ALERT: POTENTIAL EXPANSION OF HIGH SCHOOL MILITARISM
Rick Jahnkow / Demilitarize Our Schools -
Legislation has recently been suggested that, among other things, would greatly expand the number of JROTC units and make military recruiting a more explicit, formal part of the program's stated purpose. It's part of the Inspired to Serve Act of 2020, which is being proposed by the National Commission on Military, National, and Public Service (NCMNPS). Below is the JROTC-related language (the commission is also recommending draft registration for women):
SEC. 304. EXPANSION OF JUNIOR RESERVE OFFICERS’ TRAINING CORPS PROGRAM
(a) EXPANSION OF JROTC CURRICULUM.—Section 2031(a)(2) of title 10, United States Code, is amended by inserting after “service to the United States,” the following: “including an introduction to service opportunities in military, national, and public service,”.
(b) PLAN TO INCREASE NUMBER OF JROTC UNITS.—The Secretary of Defense, in consultation with the Secretaries of the military departments (as defined in section 102 of title 5, United States Code), shall develop and implement a plan to establish and support not less than 6,000 units of the Junior Reserve Officers’ Training Corps by September 30, 2031.
(c) AUTHORIZATION OF APPROPRIATIONS.—There are authorized to be appropriated such sums as may be necessary to carry out this section.
National Commission Says Expand Draft Registration to Include Women
On March 25, the National Commission on Military, National, and Public Service (NCMNPS), after a three-year charade of stage-managed and largely one-sided public events accompanied by closed-door meetings and negotiations among the members of the Commission, released its final report. It recommends that Congress amend the Military Selective Service Act to require that young women, as well as young men, register for the draft when they reach age 18, and inform the Selective Service System each time they change their address until their 26th birthday.
The Commission's recommendations with respect to Selective Service registration are such a naïve fantasy, completely unfeasible and with no foundation in research or reality. The Commission kept its head firmly in the sand, carefully avoiding any inquiry into whether or how the current (unenforced and widely violated) registration requirement for men, much less an expanded registration requirement applicable also to women, could be enforced.

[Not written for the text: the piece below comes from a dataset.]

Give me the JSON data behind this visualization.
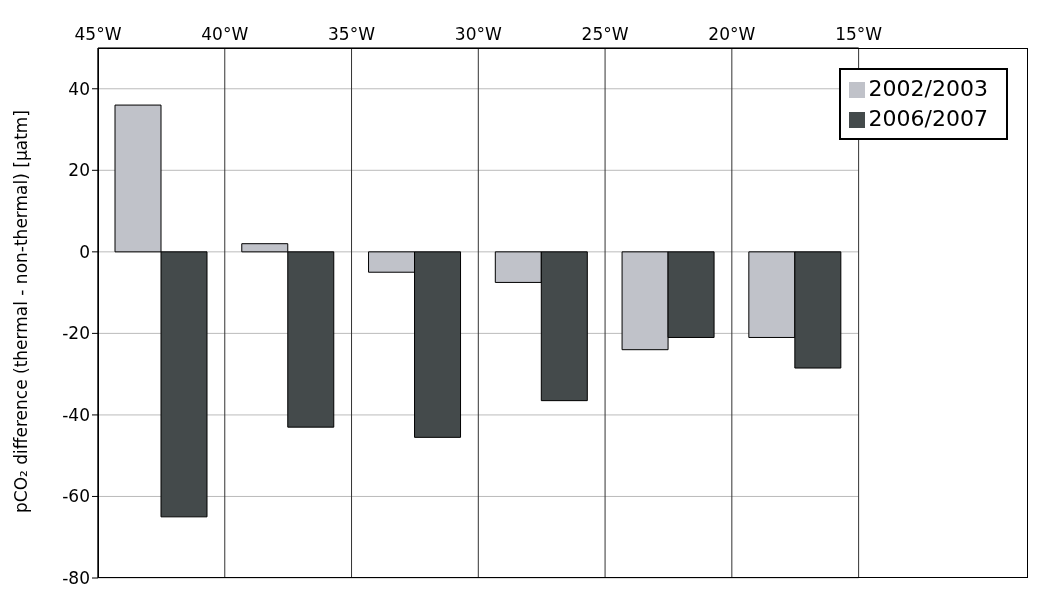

In the report’s 255 pages, there's no mention at all of compliance or noncompliance with draft registration. There's been no audit of the registration database since 1982, and the Commission didn't conduct or ask for one.
The Department of Justice is, and would remain, responsible for enforcement of the registration requirement; but nobody has been prosecuted for non registration since 1986, and in the years that have followed, the DoJ has made neither any estimate of the numbers of violators nor any plan or budget for how to identify, investigate, find, arrest, prosecute, or incarcerate them.